- 09 juil. 2025 06:08
#215
La commission des affaires européennes de l’Assemblée a adopté un rapport sur les relations entre l’Europe et la Chine. Rédigé par la députée LFI de Paris, le document prend des orientations très éloignées de celles du gouvernement.
« Ce rapport est, à contre-courant, un rapport profondément pro-français et altermondialiste. » La conclusion de l’« insoumise » Sophia Chikirou est dans la tonalité des 153 pages du rapport sur les relations entre l’Union européenne (UE) et la Chine. La députée de Paris y dresse le réquisitoire de la politique de l’UE, « trop souvent alignée sur la politique américaine vis-à-vis de Pékin ». L’« approche résolument atlantiste adoptée par l’Europe a abouti à une sorte de guerre commerciale contre la Chine, aux effets délétères », écrit-elle.
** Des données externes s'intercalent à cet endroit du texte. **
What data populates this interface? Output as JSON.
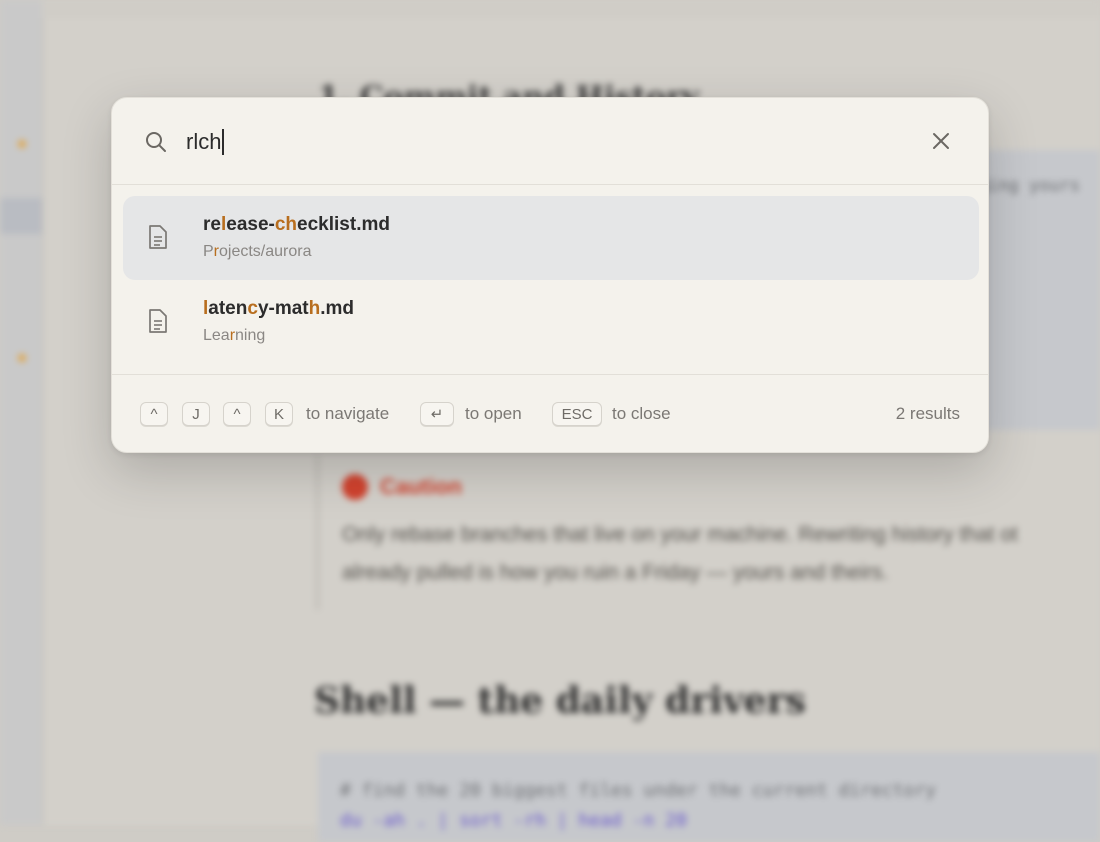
{
  "background": {
    "section_heading": "1. Commit and History",
    "code_snippet_1": "(aging yours",
    "callout_label": "Caution",
    "callout_text_line1": "Only rebase branches that live on your machine. Rewriting history that ot",
    "callout_text_line2": "already pulled is how you ruin a Friday — yours and theirs.",
    "section_heading_2": "Shell — the daily drivers",
    "code_comment": "# find the 20 biggest files under the current directory",
    "code_line": "du -ah . | sort -rh | head -n 20"
  },
  "palette": {
    "query": "rlch",
    "results": [
      {
        "title_segments": [
          {
            "t": "re",
            "h": false
          },
          {
            "t": "l",
            "h": true
          },
          {
            "t": "ease-",
            "h": false
          },
          {
            "t": "ch",
            "h": true
          },
          {
            "t": "ecklist.md",
            "h": false
          }
        ],
        "path_segments": [
          {
            "t": "P",
            "h": false
          },
          {
            "t": "r",
            "h": true
          },
          {
            "t": "ojects/aurora",
            "h": false
          }
        ],
        "selected": true,
        "icon": "document-icon"
      },
      {
        "title_segments": [
          {
            "t": "l",
            "h": true
          },
          {
            "t": "aten",
            "h": false
          },
          {
            "t": "c",
            "h": true
          },
          {
            "t": "y-mat",
            "h": false
          },
          {
            "t": "h",
            "h": true
          },
          {
            "t": ".md",
            "h": false
          }
        ],
        "path_segments": [
          {
            "t": "Lea",
            "h": false
          },
          {
            "t": "r",
            "h": true
          },
          {
            "t": "ning",
            "h": false
          }
        ],
        "selected": false,
        "icon": "document-icon"
      }
    ],
    "footer": {
      "key_ctrl_1": "^",
      "key_j": "J",
      "key_ctrl_2": "^",
      "key_k": "K",
      "navigate_hint": "to navigate",
      "key_enter": "↵",
      "open_hint": "to open",
      "key_esc": "ESC",
      "close_hint": "to close",
      "result_count": "2 results"
    },
    "highlight_color": "#b86e1e"
  }
}
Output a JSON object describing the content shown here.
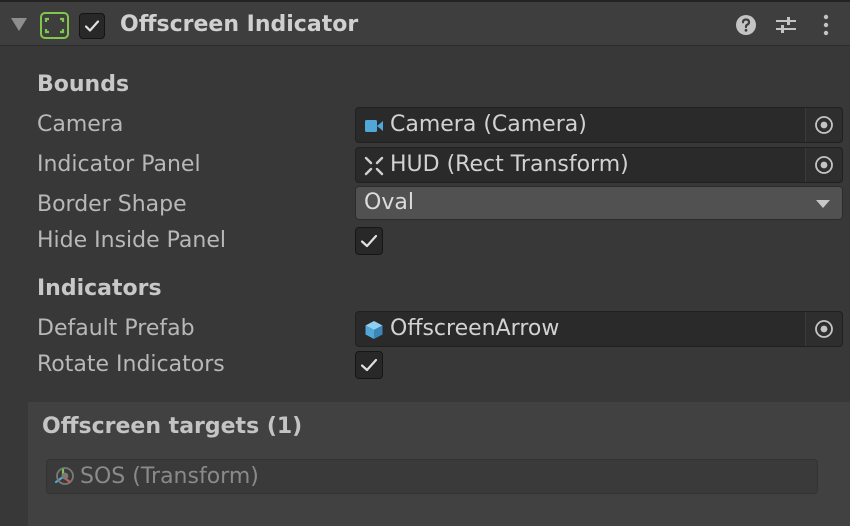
{
  "header": {
    "title": "Offscreen Indicator",
    "enabled": true,
    "icons": [
      "foldout-arrow-icon",
      "component-bounds-icon",
      "help-icon",
      "presets-icon",
      "kebab-menu-icon"
    ]
  },
  "bounds": {
    "heading": "Bounds",
    "camera": {
      "label": "Camera",
      "value": "Camera (Camera)",
      "icon": "camera-icon"
    },
    "indicator_panel": {
      "label": "Indicator Panel",
      "value": "HUD (Rect Transform)",
      "icon": "rect-transform-icon"
    },
    "border_shape": {
      "label": "Border Shape",
      "value": "Oval"
    },
    "hide_inside_panel": {
      "label": "Hide Inside Panel",
      "checked": true
    }
  },
  "indicators": {
    "heading": "Indicators",
    "default_prefab": {
      "label": "Default Prefab",
      "value": "OffscreenArrow",
      "icon": "prefab-cube-icon"
    },
    "rotate_indicators": {
      "label": "Rotate Indicators",
      "checked": true
    }
  },
  "targets": {
    "heading": "Offscreen targets (1)",
    "items": [
      {
        "value": "SOS (Transform)",
        "icon": "transform-icon"
      }
    ]
  },
  "colors": {
    "accent_green": "#7fc84a",
    "camera_blue": "#4fa8d8",
    "background": "#383838"
  }
}
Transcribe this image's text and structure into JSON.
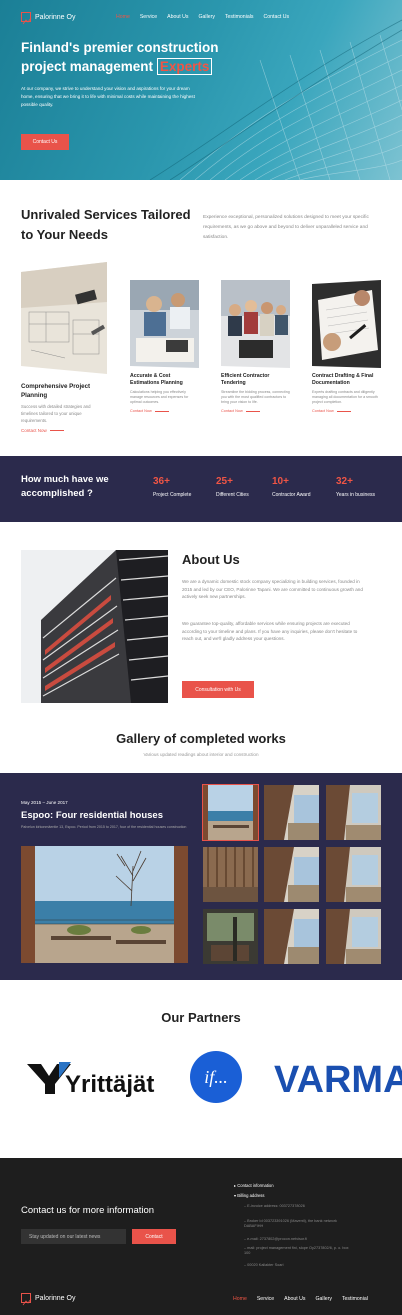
{
  "brand": {
    "name": "Palorinne Oy"
  },
  "nav": {
    "items": [
      "Home",
      "Service",
      "About Us",
      "Gallery",
      "Testimonials",
      "Contact Us"
    ],
    "active": "Home"
  },
  "hero": {
    "title_line1": "Finland's premier construction",
    "title_line2": "project management",
    "title_highlight": "Experts",
    "description": "At our company, we strive to understand your vision and aspirations for your dream home, ensuring that we bring it to life with minimal costs while maintaining the highest possible quality.",
    "cta": "Contact Us"
  },
  "services": {
    "title": "Unrivaled Services Tailored to Your Needs",
    "description": "Experience exceptional, personalized solutions designed to meet your specific requirements, as we go above and beyond to deliver unparalleled service and satisfaction.",
    "cards": [
      {
        "title": "Comprehensive Project Planning",
        "desc": "Success with detailed strategies and timelines tailored to your unique requirements.",
        "more": "Contact Now"
      },
      {
        "title": "Accurate & Cost Estimations Planning",
        "desc": "Calculations helping you effectively manage resources and expenses for optimal outcomes.",
        "more": "Contact Now"
      },
      {
        "title": "Efficient Contractor Tendering",
        "desc": "Streamline the bidding process, connecting you with the most qualified contractors to bring your vision to life.",
        "more": "Contact Now"
      },
      {
        "title": "Contract Drafting & Final Documentation",
        "desc": "Experts drafting contracts and diligently managing all documentation for a smooth project completion.",
        "more": "Contact Now"
      }
    ]
  },
  "stats": {
    "title": "How much have we accomplished ?",
    "items": [
      {
        "value": "36+",
        "label": "Project Complete"
      },
      {
        "value": "25+",
        "label": "Different Cities"
      },
      {
        "value": "10+",
        "label": "Contractor Award"
      },
      {
        "value": "32+",
        "label": "Years in business"
      }
    ]
  },
  "about": {
    "title": "About Us",
    "p1": "We are a dynamic domestic stock company specializing in building services, founded in 2015 and led by our CEO, Palorinne Tapani. We are committed to continuous growth and actively seek new partnerships.",
    "p2": "We guarantee top-quality, affordable services while ensuring projects are executed according to your timeline and plans. If you have any inquiries, please don't hesitate to reach out, and we'll gladly address your questions.",
    "cta": "Consultation with Us"
  },
  "gallery": {
    "title": "Gallery of completed works",
    "subtitle": "Various updated readings about interior and construction",
    "date": "May 2015 – June 2017",
    "name": "Espoo: Four residential houses",
    "desc": "Palvelun kirkonmäentie 13, Espoo. Period from 2015 to 2017, four of the residential houses construction"
  },
  "partners": {
    "title": "Our Partners",
    "logos": [
      "Yrittäjät",
      "if...",
      "VARMA"
    ]
  },
  "footer": {
    "contact_title": "Contact us for more information",
    "input_placeholder": "Stay updated on our latest news",
    "button": "Contact",
    "info_heading": "Contact information",
    "billing_heading": "Billing address",
    "billing_lines": [
      "E-invoice address: 003727378026",
      "Broker Id 003723391026 (Maventi), the bank network DABAFIHH",
      "e-mail: 2737802@procon.netvisor.fi",
      "mail: project management fini, slope Oy2737802/6, p. o. box 100",
      "00020 Kallakter Soari"
    ],
    "nav": [
      "Home",
      "Service",
      "About Us",
      "Gallery",
      "Testimonial"
    ],
    "nav_active": "Home"
  },
  "colors": {
    "accent": "#e9534a",
    "navy": "#2b2a4c",
    "hero": "#2a96ad",
    "footer": "#1e1e1e"
  }
}
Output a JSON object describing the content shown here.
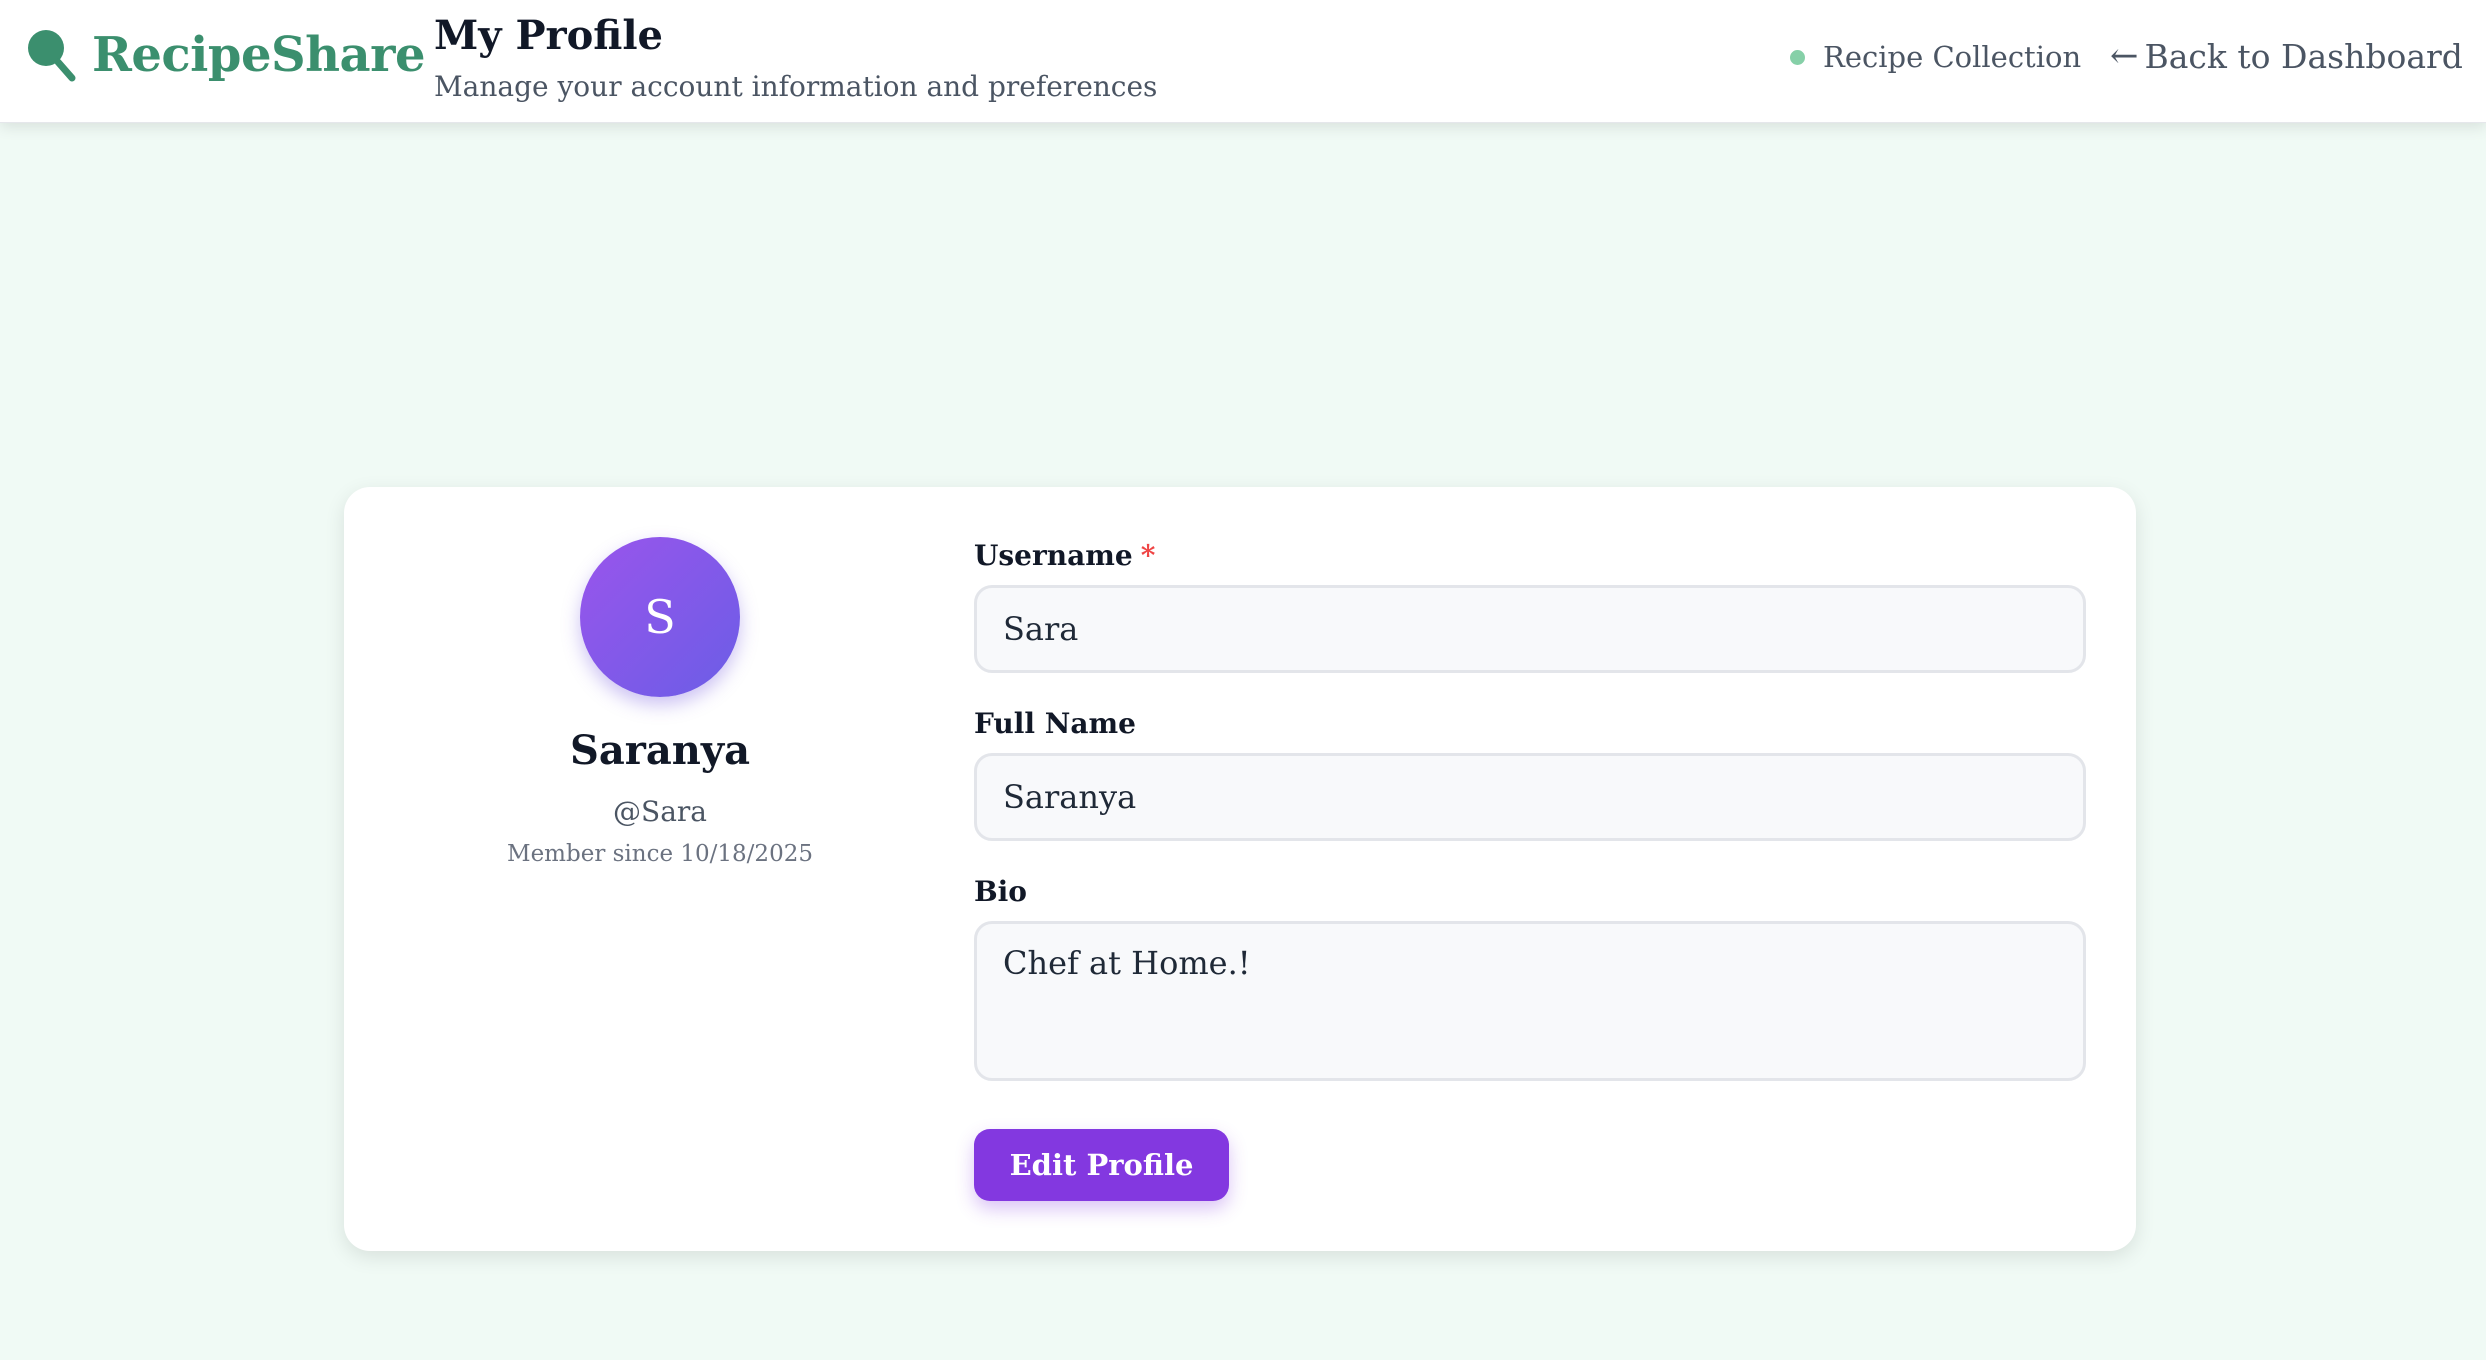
{
  "header": {
    "logo_icon": "magnifier-icon",
    "app_name": "RecipeShare",
    "title": "My Profile",
    "subtitle": "Manage your account information and preferences",
    "collection_link": "Recipe Collection",
    "back_arrow": "←",
    "back_link": "Back to Dashboard"
  },
  "profile": {
    "avatar_initial": "S",
    "display_name": "Saranya",
    "handle": "@Sara",
    "member_since": "Member since 10/18/2025"
  },
  "form": {
    "username_label": "Username",
    "required_marker": "*",
    "username_value": "Sara",
    "fullname_label": "Full Name",
    "fullname_value": "Saranya",
    "bio_label": "Bio",
    "bio_value": "Chef at Home.!",
    "edit_button": "Edit Profile"
  },
  "colors": {
    "brand": "#3b8f6e",
    "accent": "#8338e0",
    "background": "#f0faf5",
    "status_dot": "#86d0a8"
  }
}
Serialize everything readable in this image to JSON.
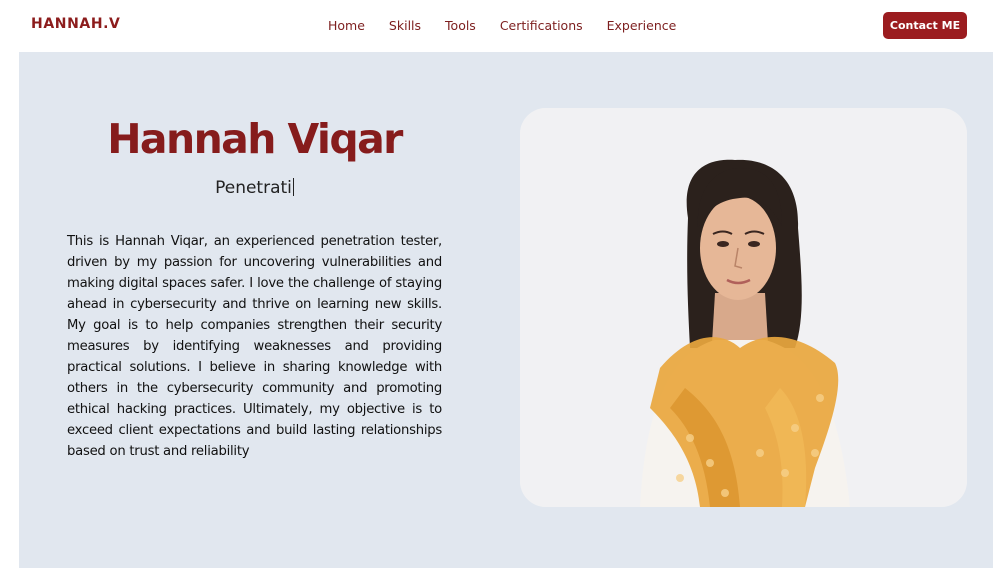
{
  "nav": {
    "brand": "HANNAH.V",
    "links": [
      "Home",
      "Skills",
      "Tools",
      "Certifications",
      "Experience"
    ],
    "contact_label": "Contact ME"
  },
  "hero": {
    "name": "Hannah Viqar",
    "typed_text": "Penetrati",
    "bio": "This is Hannah Viqar, an experienced penetration tester, driven by my passion for uncovering vulnerabilities and making digital spaces safer. I love the challenge of staying ahead in cybersecurity and thrive on learning new skills. My goal is to help companies strengthen their security measures by identifying weaknesses and providing practical solutions. I believe in sharing knowledge with others in the cybersecurity community and promoting ethical hacking practices. Ultimately, my objective is to exceed client expectations and build lasting relationships based on trust and reliability",
    "photo_icon": "portrait-photo"
  },
  "colors": {
    "brand": "#8c1c1c",
    "button": "#9b1c1f",
    "hero_bg": "#e1e7ef",
    "scarf": "#e9a73e"
  }
}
Mais ce document à la tonalité très politique n’est pas issu de La France insoumise (LFI), dont les positions en soutien à Pékin se sont multipliées ces dernières années. C’est un rapport officiel de la commission des affaires européennes de l’Assemblée nationale, qui a autorisé sa publication, le 17 juin. Le débat a alors été bref, seuls huit députés étant présents : quatre députés LFI, trois Renaissance et une Rassemblement national. Sur des sujets internationaux sensibles, les rapports de l’Assemblée sont rarement si contraires à la politique gouvernementale.
Le sinologue et politiste Paul Charon craint l’instrumentalisation à venir : « Ce rapport est très positif pour les autorités chinoises. Elles auraient tort de ne pas l’utiliser pour montrer l’absence d’unité au sein des autorités françaises. » Pour un diplomate européen, « quand elle découvrira le rapport, l’ambassade chinoise va être ravie d’enfoncer un coin dans la position française ».
Ainsi, dans ses cinquante recommandations, le rapport appelle à relancer la coopération franco-chinoise – la France « a parfois davantage d’intérêts communs avec la Chine qu’elle n’en a avec ses partenaires du Vieux Continent », quand l’Allemagne, « faux ami de la France », est au centre de nombreux reproches.
Sujets éludés
Le député (Renaissance) du Bas-Rhin Charles Sitzenstuhl regrette un rapport qui a une « tonalité très mélenchoniste ». Pour lui, « tout le raisonnement est construit en opposition aux Etats-Unis, ce qui conduit à une complaisance et une naïveté envers la Chine ». Jean-Luc Mélenchon, cité à quatre reprises, a d’ailleurs été la seule personnalité politique auditionnée. Interrogée, Sophia Chikirou rétorque que d’autres personnalités sollicitées (Jean-Pierre Raffarin, Dominique de Villepin) n’ont pas répondu.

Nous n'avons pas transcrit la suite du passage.